ATILA can take into account the active materials' full anisotropy. The definition of a piezoelectric or magnetostrictive material can use up to 82 coefficients (163 coefficients if you define a lossy material) that describe the stiffness tensor, the piezomagnetic or piezoelectric tensor, the magnetic or dielectric tensor, and all the coupling factors. The example in Figure 18 shows the coefficient matrix of magnetostrictive materials.
To complete the description of the active materials, you must also define a polarization direction. The polarization direction of a material corresponds to the crystal easy magnetostriction direction for a magnetostricitve material, and to the poling direction for a piezoelectric material.
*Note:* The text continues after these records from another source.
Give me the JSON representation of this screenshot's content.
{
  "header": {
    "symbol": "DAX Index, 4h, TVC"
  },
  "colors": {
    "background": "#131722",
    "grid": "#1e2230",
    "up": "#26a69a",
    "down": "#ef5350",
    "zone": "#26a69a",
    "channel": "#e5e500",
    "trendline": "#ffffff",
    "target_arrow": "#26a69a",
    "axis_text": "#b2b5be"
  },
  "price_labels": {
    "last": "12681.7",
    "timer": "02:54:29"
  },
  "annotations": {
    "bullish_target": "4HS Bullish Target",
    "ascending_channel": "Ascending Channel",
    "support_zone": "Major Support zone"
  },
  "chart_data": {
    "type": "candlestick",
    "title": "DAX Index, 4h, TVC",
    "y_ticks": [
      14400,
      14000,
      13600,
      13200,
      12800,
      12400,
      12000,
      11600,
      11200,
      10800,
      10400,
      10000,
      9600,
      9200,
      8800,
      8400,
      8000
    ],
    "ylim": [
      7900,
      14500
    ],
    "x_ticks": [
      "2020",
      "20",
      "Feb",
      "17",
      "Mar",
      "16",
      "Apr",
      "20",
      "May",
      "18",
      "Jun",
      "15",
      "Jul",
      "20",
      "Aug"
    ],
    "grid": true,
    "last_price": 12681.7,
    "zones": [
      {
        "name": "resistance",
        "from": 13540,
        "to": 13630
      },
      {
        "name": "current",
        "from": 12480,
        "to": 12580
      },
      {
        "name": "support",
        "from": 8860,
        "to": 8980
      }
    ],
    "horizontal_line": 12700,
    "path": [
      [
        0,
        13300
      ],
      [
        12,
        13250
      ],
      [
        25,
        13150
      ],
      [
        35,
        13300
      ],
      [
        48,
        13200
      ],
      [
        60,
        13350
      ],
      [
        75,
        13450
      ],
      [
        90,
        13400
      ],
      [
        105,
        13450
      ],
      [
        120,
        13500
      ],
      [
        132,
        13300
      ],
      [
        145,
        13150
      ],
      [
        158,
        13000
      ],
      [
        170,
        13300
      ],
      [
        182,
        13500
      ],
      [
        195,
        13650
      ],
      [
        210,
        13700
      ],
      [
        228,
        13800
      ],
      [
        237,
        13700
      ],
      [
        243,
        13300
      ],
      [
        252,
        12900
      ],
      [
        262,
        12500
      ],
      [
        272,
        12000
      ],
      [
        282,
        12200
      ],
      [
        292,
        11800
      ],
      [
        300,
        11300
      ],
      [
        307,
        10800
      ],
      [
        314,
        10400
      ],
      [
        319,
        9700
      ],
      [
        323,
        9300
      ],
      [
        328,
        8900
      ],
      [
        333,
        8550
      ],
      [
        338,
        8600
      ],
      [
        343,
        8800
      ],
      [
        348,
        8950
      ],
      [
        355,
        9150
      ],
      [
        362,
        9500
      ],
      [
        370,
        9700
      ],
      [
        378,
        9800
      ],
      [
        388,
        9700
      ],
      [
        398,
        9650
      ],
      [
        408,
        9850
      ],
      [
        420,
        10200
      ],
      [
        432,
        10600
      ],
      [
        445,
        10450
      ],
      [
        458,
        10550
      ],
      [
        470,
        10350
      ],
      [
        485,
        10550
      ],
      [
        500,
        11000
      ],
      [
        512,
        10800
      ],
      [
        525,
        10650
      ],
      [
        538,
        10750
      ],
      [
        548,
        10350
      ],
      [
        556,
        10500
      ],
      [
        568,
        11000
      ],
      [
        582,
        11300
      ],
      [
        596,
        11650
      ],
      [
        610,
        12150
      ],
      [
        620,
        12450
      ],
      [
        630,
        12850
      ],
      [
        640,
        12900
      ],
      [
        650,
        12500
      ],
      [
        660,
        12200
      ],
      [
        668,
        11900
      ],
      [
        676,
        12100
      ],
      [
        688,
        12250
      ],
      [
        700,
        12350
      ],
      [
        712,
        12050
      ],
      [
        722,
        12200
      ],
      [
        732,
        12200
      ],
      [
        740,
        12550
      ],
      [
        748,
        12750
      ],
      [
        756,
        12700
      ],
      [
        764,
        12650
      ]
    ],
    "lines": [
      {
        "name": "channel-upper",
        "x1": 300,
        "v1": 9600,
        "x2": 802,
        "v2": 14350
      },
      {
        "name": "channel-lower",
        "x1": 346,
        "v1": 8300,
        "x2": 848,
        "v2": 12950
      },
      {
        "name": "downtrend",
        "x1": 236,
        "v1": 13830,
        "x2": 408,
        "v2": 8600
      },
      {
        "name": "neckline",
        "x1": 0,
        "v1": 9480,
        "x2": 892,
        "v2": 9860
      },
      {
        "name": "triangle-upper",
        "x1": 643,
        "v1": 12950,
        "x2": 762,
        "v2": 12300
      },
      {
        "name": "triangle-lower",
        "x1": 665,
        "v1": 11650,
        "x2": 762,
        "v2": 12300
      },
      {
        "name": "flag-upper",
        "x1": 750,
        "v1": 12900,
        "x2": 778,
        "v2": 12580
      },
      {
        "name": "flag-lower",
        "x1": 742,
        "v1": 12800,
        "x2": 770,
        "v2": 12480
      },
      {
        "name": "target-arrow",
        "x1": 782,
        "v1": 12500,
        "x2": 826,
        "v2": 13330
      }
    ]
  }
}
Usually, defining a uniform polarization direction in the active materials is sufficient; but some active materials have radial, and even spherical polarization directions. ATILA can take these polarizations into account For example, piezoceramic hemispheres can be assembled in pairs to form a sphere (Figure 19), and used as hydrophones and sonar transponders for <->hydro-surveying, underwater location and communications.
Figure 20 shows a cutaway view of the hollow piezoelectric sphere used in a hydrophone. The mesh we used in the computation represents only 1/24th of the sphere. We added fluid elements in order to solve the solid/fluid problem. The sphere's inner side is grounded.
Figure 21 shows the electrical potential in the piezoelectric material.
ATILA also displays the 3D pressure field in the fluid elements, as
shown in Figure 22.
ATILA is a very powerful program that will help you model anisotropic materials and uniform, cylindrical, and spherical polarizations.